CBE records decline in Profit despite stable financial system
By Delisa Magagula
The Central Bank of Eswatini (CBE) has reported a drop in profitability for the 2024/25 financial year, with profit falling to E205.7 million from E251.5 million in the previous year.
This is according to the Bank’s latest Integrated Report, delivered by Governor Dr. Phil Mnisi, which outlined key performance highlights and developments in the financial system.
Dr. Mnisi acknowledged the decline but stressed that the overall financial sector remains resilient, supported by sound regulation and adequate capitalisation across domestic banks.
He added that the CBE’s mandate of ensuring financial stability, effective monetary policy, and the integrity of the national payments system remains firmly on track despite external and domestic pressures.
The report noted that annual headline inflation averaged 3.9 per cent during the 2024/25 financial year, down from 4.7 per cent in the previous year.
For the 2024 calendar year, inflation averaged 4.0 per cent compared to 5.0 per cent in 2023. At the close of the financial year, inflation had moderated further to 3.8 per cent.
The decline in inflation was attributed to a combination of easing food and fuel prices and improved domestic supply conditions.

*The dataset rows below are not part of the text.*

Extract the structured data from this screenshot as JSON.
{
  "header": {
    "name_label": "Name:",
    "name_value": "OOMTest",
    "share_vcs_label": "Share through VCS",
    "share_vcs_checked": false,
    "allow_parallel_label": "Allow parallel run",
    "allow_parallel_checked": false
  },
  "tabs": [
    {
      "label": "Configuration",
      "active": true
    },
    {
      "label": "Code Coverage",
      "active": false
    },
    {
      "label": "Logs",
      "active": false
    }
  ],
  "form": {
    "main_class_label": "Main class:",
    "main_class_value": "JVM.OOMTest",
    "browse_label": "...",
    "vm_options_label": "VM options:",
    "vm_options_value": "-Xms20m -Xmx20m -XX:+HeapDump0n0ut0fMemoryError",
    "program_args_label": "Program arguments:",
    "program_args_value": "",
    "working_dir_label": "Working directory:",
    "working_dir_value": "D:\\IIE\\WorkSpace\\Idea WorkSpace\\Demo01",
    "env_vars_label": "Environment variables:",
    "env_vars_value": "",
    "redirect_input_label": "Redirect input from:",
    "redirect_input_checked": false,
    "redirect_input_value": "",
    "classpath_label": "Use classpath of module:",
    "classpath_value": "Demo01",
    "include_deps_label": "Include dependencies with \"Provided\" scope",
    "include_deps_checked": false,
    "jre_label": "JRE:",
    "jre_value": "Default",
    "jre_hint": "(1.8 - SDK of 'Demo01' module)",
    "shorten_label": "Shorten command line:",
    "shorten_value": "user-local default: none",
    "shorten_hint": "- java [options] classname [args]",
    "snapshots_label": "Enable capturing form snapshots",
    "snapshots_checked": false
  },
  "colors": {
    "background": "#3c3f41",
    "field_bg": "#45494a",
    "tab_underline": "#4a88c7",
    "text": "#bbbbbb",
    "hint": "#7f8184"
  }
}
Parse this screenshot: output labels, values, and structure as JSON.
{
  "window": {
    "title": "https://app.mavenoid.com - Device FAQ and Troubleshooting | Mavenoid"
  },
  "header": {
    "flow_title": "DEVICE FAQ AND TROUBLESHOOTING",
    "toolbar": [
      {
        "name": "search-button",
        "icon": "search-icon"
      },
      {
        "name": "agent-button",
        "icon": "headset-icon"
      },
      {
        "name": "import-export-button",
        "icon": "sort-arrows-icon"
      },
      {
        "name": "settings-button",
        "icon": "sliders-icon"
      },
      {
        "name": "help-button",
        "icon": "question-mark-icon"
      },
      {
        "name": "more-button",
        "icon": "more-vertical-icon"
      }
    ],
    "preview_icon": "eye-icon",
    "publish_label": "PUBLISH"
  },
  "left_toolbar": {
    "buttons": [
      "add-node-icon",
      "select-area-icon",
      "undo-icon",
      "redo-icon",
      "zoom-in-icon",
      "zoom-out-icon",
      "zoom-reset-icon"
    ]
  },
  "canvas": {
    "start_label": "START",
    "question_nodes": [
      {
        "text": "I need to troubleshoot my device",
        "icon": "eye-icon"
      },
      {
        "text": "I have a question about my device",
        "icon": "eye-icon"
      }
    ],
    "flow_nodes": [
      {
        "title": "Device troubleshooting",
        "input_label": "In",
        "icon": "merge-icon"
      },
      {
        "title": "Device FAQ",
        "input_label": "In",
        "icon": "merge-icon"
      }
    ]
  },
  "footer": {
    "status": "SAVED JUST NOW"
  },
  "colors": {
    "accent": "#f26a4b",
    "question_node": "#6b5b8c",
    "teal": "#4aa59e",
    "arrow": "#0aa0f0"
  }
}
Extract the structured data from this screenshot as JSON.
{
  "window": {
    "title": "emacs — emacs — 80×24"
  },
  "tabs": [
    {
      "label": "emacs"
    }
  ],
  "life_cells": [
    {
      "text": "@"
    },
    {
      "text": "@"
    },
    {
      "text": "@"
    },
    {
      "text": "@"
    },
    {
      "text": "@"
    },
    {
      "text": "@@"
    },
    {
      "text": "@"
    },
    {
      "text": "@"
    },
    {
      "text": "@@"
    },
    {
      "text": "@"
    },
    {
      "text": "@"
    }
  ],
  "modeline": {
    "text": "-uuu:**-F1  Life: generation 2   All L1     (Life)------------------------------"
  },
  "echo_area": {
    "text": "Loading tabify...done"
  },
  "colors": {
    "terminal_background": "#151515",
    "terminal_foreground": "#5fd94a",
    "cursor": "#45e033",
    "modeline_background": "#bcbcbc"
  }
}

The Governor noted that stable inflation was critical in supporting household purchasing power and maintaining the competitiveness of local industries.
Gross official reserves grew by 16.5 per cent, rising from E7.8 billion in March 2024 to E9.1 billion by March 2025.
However, despite this increase, import cover slipped slightly to 2.1 months compared to 2.2 months the previous year.
Dr. Mnisi explained that while the Bank successfully built up reserves during the year, rising import levels placed pressure on the import cover ratio.

He said the Bank continues to prioritise maintaining adequate reserves to meet international obligations and support investor confidence.
The report highlighted that domestic banks demonstrated stability throughout the year, supported by a strong capital base that exceeded regulatory requirements.
This resilience, the Governor said, ensured that the banking system remained sound, even in the face of global economic uncertainties.
“The strength of our banking system is a reflection of prudent regulation and effective risk management. Our financial institutions remain well-capitalised and continue to play a key role in supporting economic activity,” Dr. Mnisi stated.
A major development in the year under review was the progress of the National Payments Switch Project. The first phase, the Fast/Instant Payments Module, went live in December 2024. By the end of March 2025, five participating institutions were live on the system.
Mnisi described the project as a transformative step for the country’s financial system, enabling faster, safer, and more efficient payments.
He said the CBE would continue to expand the system to cover more financial institutions and broaden its functionality in the coming year.
The CBE also confirmed that the supply of currency remained stable throughout the year. All cash withdrawal requirements from commercial banks were met, ensuring that demand for high-quality currency notes and coins was fully satisfied.
This was achieved through close monitoring of currency circulation and timely interventions to replenish supply where needed.
While the profit decline was a notable feature of the report, Dr. Mnisi reiterated that the Bank’s financial position remained strong and sustainable.
He emphasised that the focus was not only on profitability but on fulfilling the Bank’s broader mandate of price stability, financial integrity, and support for economic growth.
“The decline in profit reflects the realities of the environment we are operating in. What is important is that the Central Bank remains financially sound, our systems are robust, and we are meeting the needs of the economy and the people of Eswatini,” he said.
He concluded by reaffirming the CBE’s commitment to strengthening financial stability, supporting innovation in the payments system, and ensuring that the Bank continues to safeguard the economy against both domestic and external shocks.